夜間の売り上げをどうやって増やすかが課題
セブンは、ファミマやローソンなど競合チェーンと比べて夜間の売り上げが大きい。水道光熱費や廃棄損失の本部負担が手厚いセブンの店舗は、夜間も弁当などを十分にそろえ、販売機会を逃さないようにしているからだ。
ファミマは統合を機に、セブンに近いFC契約にすることによってオーナーのやる気を引き出し、夜間の品ぞろえの充実につなげる。
サークルKサンクスの全店の日販は42.5万円。統合前に不採算店を1000店舗整理し、日販をファミマの水準(51.4万円)にまで引き上げる。
首位のセブン、2位に浮上する新生ファミマ、3位に転落するローソンの顧客争奪戦は熾烈を極めることになる。
ローソンは値下げ、セブンは値上げ
消費者の節約志向が鮮明になり、デフレ脱却の道筋が見えなくなってきた。それどころか、小売業界では一段とデフレ色が強まったといえる。
長らく定価販売のビジネスモデルで成長してきたコンビニだが、デフレ時代に対応するためローソンは先陣を切って値下げを決断した。6月末に地域別価格を導入、飲料や調味料、洗剤など90品目を対象に、全店舗の75%に当たる9000店舗で地域ごとに異なる価格を設定した。
コンビニは店舗ごとにオーナーがいるので価格に差をつけることは困難とされ、全国どこの店でも同じ値段が当たり前だった。ローソンはこの原則を崩したことになる。
「コンビニは食品スーパーより高い」というのが消費者の一般的な受け止め方だ。客足を取り戻すための試みが、ローソンの地域別価格の導入なのである。

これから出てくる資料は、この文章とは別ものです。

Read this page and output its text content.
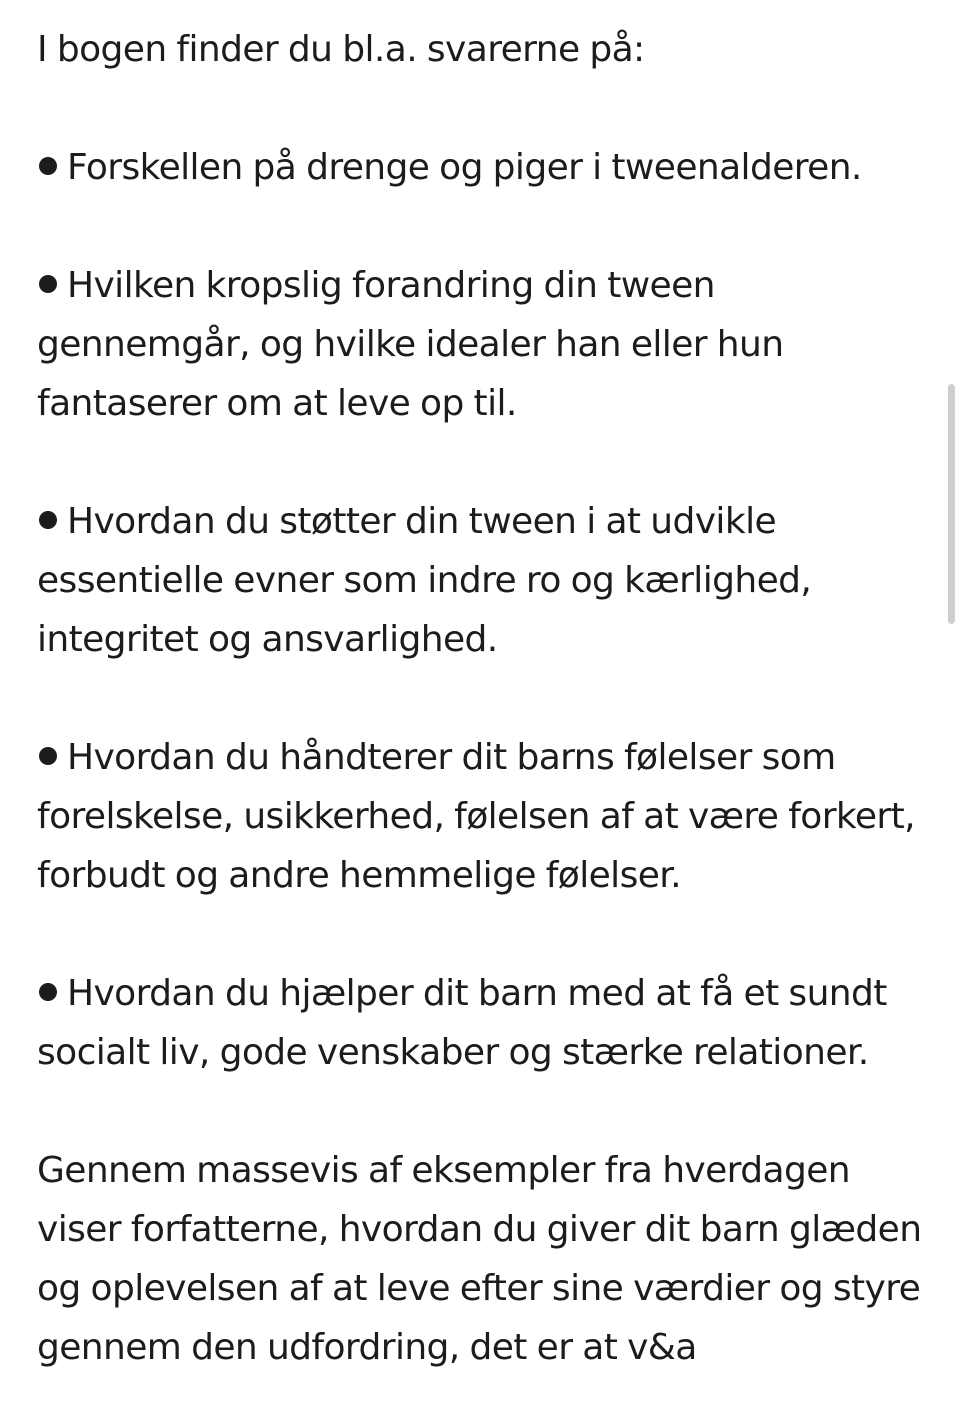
I bogen finder du bl.a. svarerne på:

Forskellen på drenge og piger i tweenalderen.

Hvilken kropslig forandring din tween gennemgår, og hvilke idealer han eller hun fantaserer om at leve op til.

Hvordan du støtter din tween i at udvikle essentielle evner som indre ro og kærlighed, integritet og ansvarlighed.

Hvordan du håndterer dit barns følelser som forelskelse, usikkerhed, følelsen af at være forkert, forbudt og andre hemmelige følelser.

Hvordan du hjælper dit barn med at få et sundt socialt liv, gode venskaber og stærke relationer.

Gennem massevis af eksempler fra hverdagen viser forfatterne, hvordan du giver dit barn glæden og oplevelsen af at leve efter sine værdier og styre gennem den udfordring, det er at v&a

王者セブンはどう出るのか。14年5月末までに弁当やおにぎり、総菜など主力の中食の600品すべてを刷新した。実質値上げした商品も多い。消費増税で値上げをやりやすかった時期だったことも、セブンにプラスに働いた。
今回、セブンはプライベートブランド(PB=自主企画)の冷凍食品のハンバーグなど60品目を刷新する。中心価格は従来より100円高い200~300円に引き上げる。中心価格帯100~200円の商品を100円値上げするということは、50%増から最大2倍になるということを意味する。顧客はこの大幅値上げを受け入れるのか、またはほかのコンビニに乗り換えるのかが焦点となる。
セブンは値上げ、ローソンは値下げと反対の方向に走り出した。新生ファミマはどのような価格戦略を取るのであろうか。